I asked Staci how she had got this past her IRB. Basically, she said, they were not really interested in the potential risks to her, only to her research participants and then mainly in biomedical terms. There were no difficulties beyond the routine problems that ethnographers have up front in explaining that they do not quite know what their sample is and how many people they are going to interview. In the book, she makes it clear that she avoided ‘topping’ partly because of her own ethical discomfort with the role and partly because she was not sure that the IRB would approve of her whipping informants if they ever found out about it. This set me to wondering whether a replication would ever get past a UREC in the UK. Staci’s precautions were sensible – they are not very explicit in the book but she clearly had protective insiders as sponsors, did most of her work in semi-public settings and had phone or text reporting arrangements if she was in someone’s home. However, the whole project challenges the health and safety dimension of the ESRC FRE requirements, which arguably has nothing to do with research ethics anyway, to say nothing of the growing role of URECs in institutional reputation management.
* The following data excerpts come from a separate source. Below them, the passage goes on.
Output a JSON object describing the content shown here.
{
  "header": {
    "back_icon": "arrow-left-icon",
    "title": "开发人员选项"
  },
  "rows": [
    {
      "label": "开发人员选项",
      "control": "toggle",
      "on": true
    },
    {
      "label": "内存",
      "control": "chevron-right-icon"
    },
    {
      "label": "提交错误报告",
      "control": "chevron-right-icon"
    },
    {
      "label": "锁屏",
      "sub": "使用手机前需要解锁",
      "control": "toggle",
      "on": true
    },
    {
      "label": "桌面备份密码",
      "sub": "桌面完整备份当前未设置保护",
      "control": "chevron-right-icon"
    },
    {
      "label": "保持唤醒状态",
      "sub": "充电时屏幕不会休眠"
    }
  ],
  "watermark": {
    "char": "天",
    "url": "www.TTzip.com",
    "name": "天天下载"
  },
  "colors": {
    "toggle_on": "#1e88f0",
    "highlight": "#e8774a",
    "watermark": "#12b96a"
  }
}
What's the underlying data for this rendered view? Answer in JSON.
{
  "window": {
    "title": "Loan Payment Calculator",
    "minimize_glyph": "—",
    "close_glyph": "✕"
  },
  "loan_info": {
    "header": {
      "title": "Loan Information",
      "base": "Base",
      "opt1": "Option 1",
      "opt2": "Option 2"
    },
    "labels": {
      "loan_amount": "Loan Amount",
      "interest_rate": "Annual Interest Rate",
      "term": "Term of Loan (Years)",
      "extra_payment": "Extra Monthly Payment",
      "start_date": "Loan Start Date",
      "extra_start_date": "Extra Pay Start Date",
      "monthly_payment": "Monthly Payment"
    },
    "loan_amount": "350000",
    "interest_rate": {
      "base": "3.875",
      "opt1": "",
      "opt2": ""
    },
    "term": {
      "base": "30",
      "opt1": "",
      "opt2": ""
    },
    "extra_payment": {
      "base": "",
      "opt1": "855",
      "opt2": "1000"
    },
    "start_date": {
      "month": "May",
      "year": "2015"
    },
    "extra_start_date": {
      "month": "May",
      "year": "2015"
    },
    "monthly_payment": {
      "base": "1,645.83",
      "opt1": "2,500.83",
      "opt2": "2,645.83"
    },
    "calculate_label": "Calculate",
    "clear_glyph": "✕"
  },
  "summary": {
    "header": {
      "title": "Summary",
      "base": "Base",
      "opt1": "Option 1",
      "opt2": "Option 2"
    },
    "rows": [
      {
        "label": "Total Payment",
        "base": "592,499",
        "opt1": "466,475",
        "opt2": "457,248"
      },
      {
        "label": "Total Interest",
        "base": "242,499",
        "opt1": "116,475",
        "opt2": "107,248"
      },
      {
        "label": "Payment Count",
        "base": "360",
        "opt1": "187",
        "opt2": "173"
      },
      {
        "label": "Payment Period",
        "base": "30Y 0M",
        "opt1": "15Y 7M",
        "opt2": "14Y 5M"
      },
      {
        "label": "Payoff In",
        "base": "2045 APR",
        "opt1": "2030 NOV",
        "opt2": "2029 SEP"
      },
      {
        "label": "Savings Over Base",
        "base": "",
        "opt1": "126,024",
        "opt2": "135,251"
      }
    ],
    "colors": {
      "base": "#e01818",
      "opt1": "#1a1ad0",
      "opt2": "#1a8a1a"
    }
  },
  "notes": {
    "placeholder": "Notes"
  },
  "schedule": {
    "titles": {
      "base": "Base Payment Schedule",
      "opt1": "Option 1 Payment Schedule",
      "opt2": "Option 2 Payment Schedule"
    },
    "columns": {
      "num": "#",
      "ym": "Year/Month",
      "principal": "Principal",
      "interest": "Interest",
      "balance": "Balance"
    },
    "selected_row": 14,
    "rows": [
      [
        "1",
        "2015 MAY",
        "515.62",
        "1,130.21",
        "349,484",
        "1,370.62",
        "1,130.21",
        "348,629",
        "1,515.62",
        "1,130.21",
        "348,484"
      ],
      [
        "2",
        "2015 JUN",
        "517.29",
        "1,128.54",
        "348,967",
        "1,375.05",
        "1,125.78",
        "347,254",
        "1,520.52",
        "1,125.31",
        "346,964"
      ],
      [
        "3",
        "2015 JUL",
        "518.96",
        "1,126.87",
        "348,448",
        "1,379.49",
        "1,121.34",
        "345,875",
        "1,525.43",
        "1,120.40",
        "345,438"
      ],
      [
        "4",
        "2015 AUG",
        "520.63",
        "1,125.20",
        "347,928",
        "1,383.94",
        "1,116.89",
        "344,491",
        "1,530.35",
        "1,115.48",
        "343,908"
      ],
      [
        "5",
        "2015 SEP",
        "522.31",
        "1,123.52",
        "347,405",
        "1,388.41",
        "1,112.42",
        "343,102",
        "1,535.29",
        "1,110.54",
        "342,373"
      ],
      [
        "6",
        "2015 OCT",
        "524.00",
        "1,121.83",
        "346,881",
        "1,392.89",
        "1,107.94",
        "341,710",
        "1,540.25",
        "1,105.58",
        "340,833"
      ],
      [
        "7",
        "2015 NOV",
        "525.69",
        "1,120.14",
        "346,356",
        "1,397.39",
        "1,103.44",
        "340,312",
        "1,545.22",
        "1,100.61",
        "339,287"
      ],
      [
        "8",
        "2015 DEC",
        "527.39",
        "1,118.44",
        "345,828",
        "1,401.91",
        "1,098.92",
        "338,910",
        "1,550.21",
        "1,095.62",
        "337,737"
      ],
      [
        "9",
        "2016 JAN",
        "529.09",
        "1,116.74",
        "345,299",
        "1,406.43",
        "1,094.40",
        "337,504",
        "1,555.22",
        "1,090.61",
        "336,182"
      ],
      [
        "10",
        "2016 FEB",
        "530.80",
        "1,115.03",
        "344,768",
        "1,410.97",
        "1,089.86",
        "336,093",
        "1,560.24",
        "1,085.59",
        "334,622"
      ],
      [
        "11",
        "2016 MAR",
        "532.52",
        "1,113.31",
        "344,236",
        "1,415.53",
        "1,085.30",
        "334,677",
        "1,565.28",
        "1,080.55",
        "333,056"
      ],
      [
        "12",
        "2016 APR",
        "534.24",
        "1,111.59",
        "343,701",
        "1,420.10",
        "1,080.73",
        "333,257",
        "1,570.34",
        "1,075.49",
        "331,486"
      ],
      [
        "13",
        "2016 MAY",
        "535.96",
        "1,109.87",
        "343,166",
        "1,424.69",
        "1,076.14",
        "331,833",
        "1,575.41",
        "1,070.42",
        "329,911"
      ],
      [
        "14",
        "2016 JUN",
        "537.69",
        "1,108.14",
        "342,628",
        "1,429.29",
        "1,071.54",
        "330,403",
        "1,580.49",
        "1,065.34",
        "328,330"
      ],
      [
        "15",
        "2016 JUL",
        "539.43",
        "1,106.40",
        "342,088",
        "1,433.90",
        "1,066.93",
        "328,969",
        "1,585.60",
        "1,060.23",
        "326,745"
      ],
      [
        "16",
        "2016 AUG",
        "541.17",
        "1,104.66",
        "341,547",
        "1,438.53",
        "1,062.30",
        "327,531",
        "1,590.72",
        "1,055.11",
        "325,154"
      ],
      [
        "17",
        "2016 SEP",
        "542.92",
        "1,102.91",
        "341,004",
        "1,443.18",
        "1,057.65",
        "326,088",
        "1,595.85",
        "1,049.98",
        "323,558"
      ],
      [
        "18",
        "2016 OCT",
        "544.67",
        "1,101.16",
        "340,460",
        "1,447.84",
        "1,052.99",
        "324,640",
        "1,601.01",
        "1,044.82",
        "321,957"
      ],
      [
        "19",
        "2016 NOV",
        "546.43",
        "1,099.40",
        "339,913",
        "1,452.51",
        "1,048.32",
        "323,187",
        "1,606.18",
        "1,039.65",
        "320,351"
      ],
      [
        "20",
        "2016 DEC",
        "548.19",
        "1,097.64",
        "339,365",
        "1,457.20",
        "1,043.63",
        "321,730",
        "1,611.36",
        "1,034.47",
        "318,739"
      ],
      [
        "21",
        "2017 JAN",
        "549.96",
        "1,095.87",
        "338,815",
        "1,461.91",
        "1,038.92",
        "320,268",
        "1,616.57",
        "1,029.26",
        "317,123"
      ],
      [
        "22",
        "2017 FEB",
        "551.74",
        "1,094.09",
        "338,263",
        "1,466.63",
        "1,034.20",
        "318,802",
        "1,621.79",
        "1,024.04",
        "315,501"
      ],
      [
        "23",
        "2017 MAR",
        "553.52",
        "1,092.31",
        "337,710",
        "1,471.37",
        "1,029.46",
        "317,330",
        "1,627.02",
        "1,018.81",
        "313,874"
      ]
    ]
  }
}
Some of this may reflect different legal environments – UK courts have held British universities liable for injury to their students over a much wider range of contexts than have their US equivalents. However, in my experience, US colleagues often show a robustness about fieldwork and risk that seems to have disappeared in the UK. If we only ever do ‘safe’ research, though, what do we fail to discover?

Like all the best ethnographies of deviance, Staci’s work tells us as much about ourselves as it does about the participants. What is the social cost of the systematic ignorance that over-regulation can produce? How much risk are fieldworkers entitled to take on in generating that knowledge? Who gets to decided what risk is acceptable, and on what grounds?

Robert Dingwall is an emeritus professor of sociology at Nottingham Trent University. He also serves as a consulting sociologist, providing research and advisory services particularly in relation to organizational strategy, public engagement and knowledge transfer. He is co-editor of the SAGE Handbook of Research Management.